Os seios na imagem de Maioral são representações do oceano primordial e honrarias ao ser que deu origem à sagrada linhagem, como forma de embate aos dogmas e comportamentos preestabelecidos. Também representam um Ser que, através de uma força nutriz, protege eternamente os Seus escolhidos.

Na barriga da imagem encontra-se o falo representado pelo Caduceu de Hermes/Mercúrio. O falo aparece de forma peculiar, pois salta de um manto que cobre as pernas do ídolo. O mesmo atravessa um semicirculo que divide a imagem. Esse semicirculo pode representar o arco zodiacal. O falo fecunda e age como um totem para forças além-matéria, e é como um cetro de poder regendo o equilibrio dinâmico de duas forças.

Esotericamente, em paralelo ao falo (eixo central) está representado o desenho da Árvore da Morte (Otz Daath).

O manto cobre aquilo que não deve ser visto, que ainda se forma ou que nunca existiu. Cobre as pernas entrecruzadas de Maioral, numa espécie de posição de autoridade, assentado sobre a Terra, de onde rege Seus reinos, povos, legiões e escravos.

Em uma concepção microcósmica, o fogo luciférico sob a forma serpentina adormecida no chakra básico (muladhara) quando ascendentemente pelos nadis (canais) Ida e Pingala até atingir o chackra coronário (sahasrara), resultando na Iluminação do indivíduo.

Essa imagem possui duas cobras entrelaçadas que posicionam suas cabeças como se estivessem na iminência do confronto/guerra. Essas duas serpentes representam as duas polaridades em embate, comunhão e procriação. Além disso, também representam a unidade de Luz e Trevas em um mesmo corpo (base de toda nossa crença).

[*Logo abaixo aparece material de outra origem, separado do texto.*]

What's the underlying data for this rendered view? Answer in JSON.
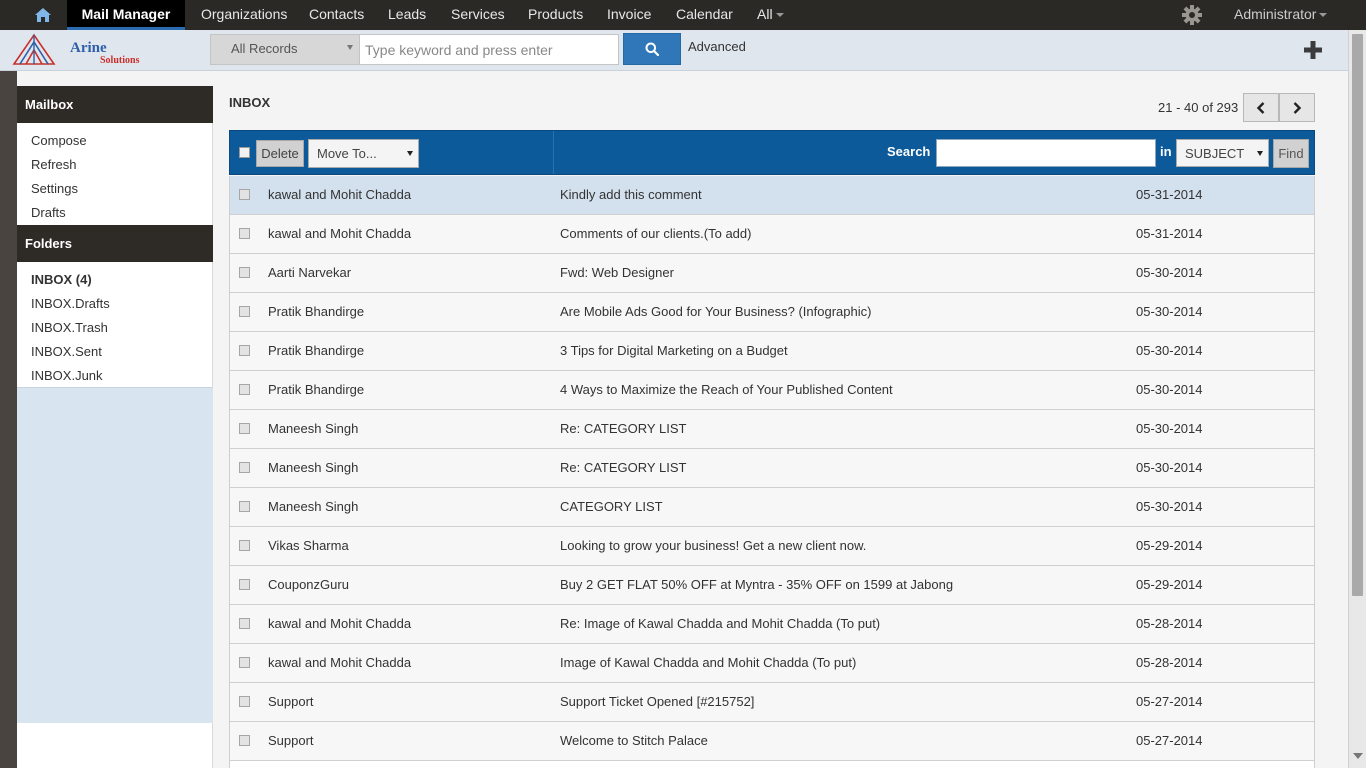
{
  "topnav": {
    "active": "Mail Manager",
    "items": [
      "Organizations",
      "Contacts",
      "Leads",
      "Services",
      "Products",
      "Invoice",
      "Calendar",
      "All"
    ],
    "user": "Administrator"
  },
  "header": {
    "logo_name": "Arine",
    "logo_sub": "Solutions",
    "records_select": "All Records",
    "search_placeholder": "Type keyword and press enter",
    "advanced": "Advanced"
  },
  "sidebar": {
    "mailbox_title": "Mailbox",
    "mailbox_items": [
      "Compose",
      "Refresh",
      "Settings",
      "Drafts"
    ],
    "folders_title": "Folders",
    "folder_items": [
      "INBOX (4)",
      "INBOX.Drafts",
      "INBOX.Trash",
      "INBOX.Sent",
      "INBOX.Junk"
    ]
  },
  "main": {
    "title": "INBOX",
    "pager": "21 - 40 of 293",
    "toolbar": {
      "delete": "Delete",
      "move_to": "Move To...",
      "search_label": "Search",
      "in_label": "in",
      "field": "SUBJECT",
      "find": "Find"
    },
    "messages": [
      {
        "from": "kawal and Mohit Chadda",
        "subject": "Kindly add this comment",
        "date": "05-31-2014"
      },
      {
        "from": "kawal and Mohit Chadda",
        "subject": "Comments of our clients.(To add)",
        "date": "05-31-2014"
      },
      {
        "from": "Aarti Narvekar",
        "subject": "Fwd: Web Designer",
        "date": "05-30-2014"
      },
      {
        "from": "Pratik Bhandirge",
        "subject": "Are Mobile Ads Good for Your Business? (Infographic)",
        "date": "05-30-2014"
      },
      {
        "from": "Pratik Bhandirge",
        "subject": "3 Tips for Digital Marketing on a Budget",
        "date": "05-30-2014"
      },
      {
        "from": "Pratik Bhandirge",
        "subject": "4 Ways to Maximize the Reach of Your Published Content",
        "date": "05-30-2014"
      },
      {
        "from": "Maneesh Singh",
        "subject": "Re: CATEGORY LIST",
        "date": "05-30-2014"
      },
      {
        "from": "Maneesh Singh",
        "subject": "Re: CATEGORY LIST",
        "date": "05-30-2014"
      },
      {
        "from": "Maneesh Singh",
        "subject": "CATEGORY LIST",
        "date": "05-30-2014"
      },
      {
        "from": "Vikas Sharma",
        "subject": "Looking to grow your business! Get a new client now.",
        "date": "05-29-2014"
      },
      {
        "from": "CouponzGuru",
        "subject": "Buy 2 GET FLAT 50% OFF at Myntra - 35% OFF on 1599 at Jabong",
        "date": "05-29-2014"
      },
      {
        "from": "kawal and Mohit Chadda",
        "subject": "Re: Image of Kawal Chadda and Mohit Chadda (To put)",
        "date": "05-28-2014"
      },
      {
        "from": "kawal and Mohit Chadda",
        "subject": "Image of Kawal Chadda and Mohit Chadda (To put)",
        "date": "05-28-2014"
      },
      {
        "from": "Support",
        "subject": "Support Ticket Opened [#215752]",
        "date": "05-27-2014"
      },
      {
        "from": "Support",
        "subject": "Welcome to Stitch Palace",
        "date": "05-27-2014"
      }
    ]
  },
  "colors": {
    "topnav_bg": "#2b2926",
    "toolbar_bg": "#0c5a9a",
    "search_button": "#2f77b9",
    "selected_row": "#d3e0ed",
    "sidebar_header": "#2e2a26"
  },
  "icons": [
    "home-icon",
    "gear-icon",
    "search-icon",
    "plus-icon",
    "chevron-left-icon",
    "chevron-right-icon"
  ]
}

Outro conceito interessante é a associação das duas serpentes com as correntes lunares e solares, denominadas de Ob e Od (veneno e antídoto).

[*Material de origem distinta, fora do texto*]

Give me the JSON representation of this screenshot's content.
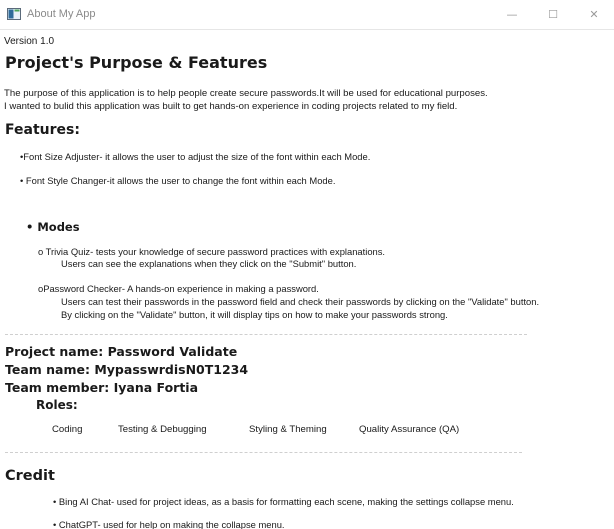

Conforme tais considerações, a imagem de Baphomet torna-se admissível para representar Maioral na Quimbanda. Alguns consideram a imagem de Baphomet como a representação de Lúcifer como Maioral.

Alguns consideram a imagem de Baphomet como a representação de Beelzebuth como Maioral, o que pode ser corroborado pela forma de bode como aquele aparece descrito no Grimorium Verum.

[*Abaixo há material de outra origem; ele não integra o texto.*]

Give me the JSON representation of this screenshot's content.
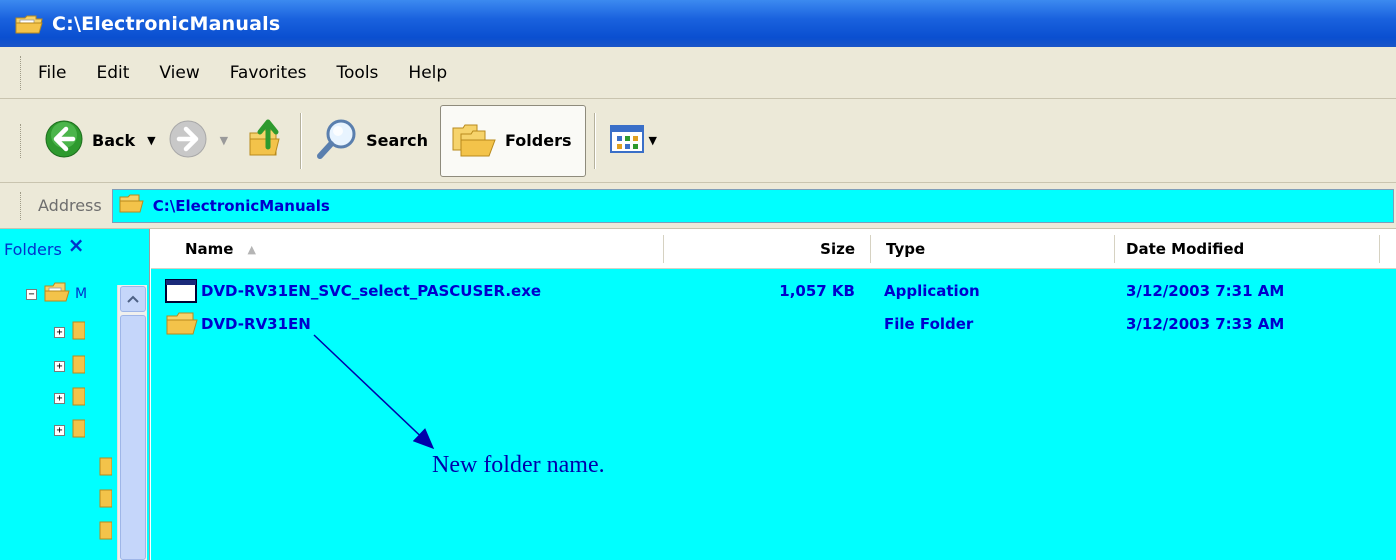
{
  "window": {
    "title": "C:\\ElectronicManuals"
  },
  "menu": [
    "File",
    "Edit",
    "View",
    "Favorites",
    "Tools",
    "Help"
  ],
  "toolbar": {
    "back_label": "Back",
    "search_label": "Search",
    "folders_label": "Folders"
  },
  "address": {
    "label": "Address",
    "value": "C:\\ElectronicManuals"
  },
  "folders_pane": {
    "title": "Folders",
    "close": "×",
    "root_label_fragment": "M"
  },
  "columns": {
    "name": "Name",
    "size": "Size",
    "type": "Type",
    "date": "Date Modified"
  },
  "files": [
    {
      "name": "DVD-RV31EN_SVC_select_PASCUSER.exe",
      "size": "1,057 KB",
      "type": "Application",
      "date": "3/12/2003 7:31 AM",
      "icon": "application-icon"
    },
    {
      "name": "DVD-RV31EN",
      "size": "",
      "type": "File Folder",
      "date": "3/12/2003 7:33 AM",
      "icon": "folder-icon"
    }
  ],
  "annotation": {
    "text": "New folder name."
  },
  "colors": {
    "highlight": "#00ffff",
    "text_blue": "#0000cc",
    "title_bar": "#0a4fd0"
  }
}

Independentemente de tais associações feitas com a imagem de Baphomet serem coerentes ou fantasiosas/romantizadas, o fato é que tais sincretismos passam a ser chancelados coletivamente, adquirindo o poder energético condensado em egrégoras por séculos.

Uma abordagem interessante é ter a imagem de Baphomet como referência do magista/quimbandeiro perfeito que o adepto almeja ser, com base nos conceitos herméticos contidos naquela imagem, que sintetiza o arquétipo de perfeição e o domínio sobre os 4 elementos (Terra, Ar, Fogo e Água).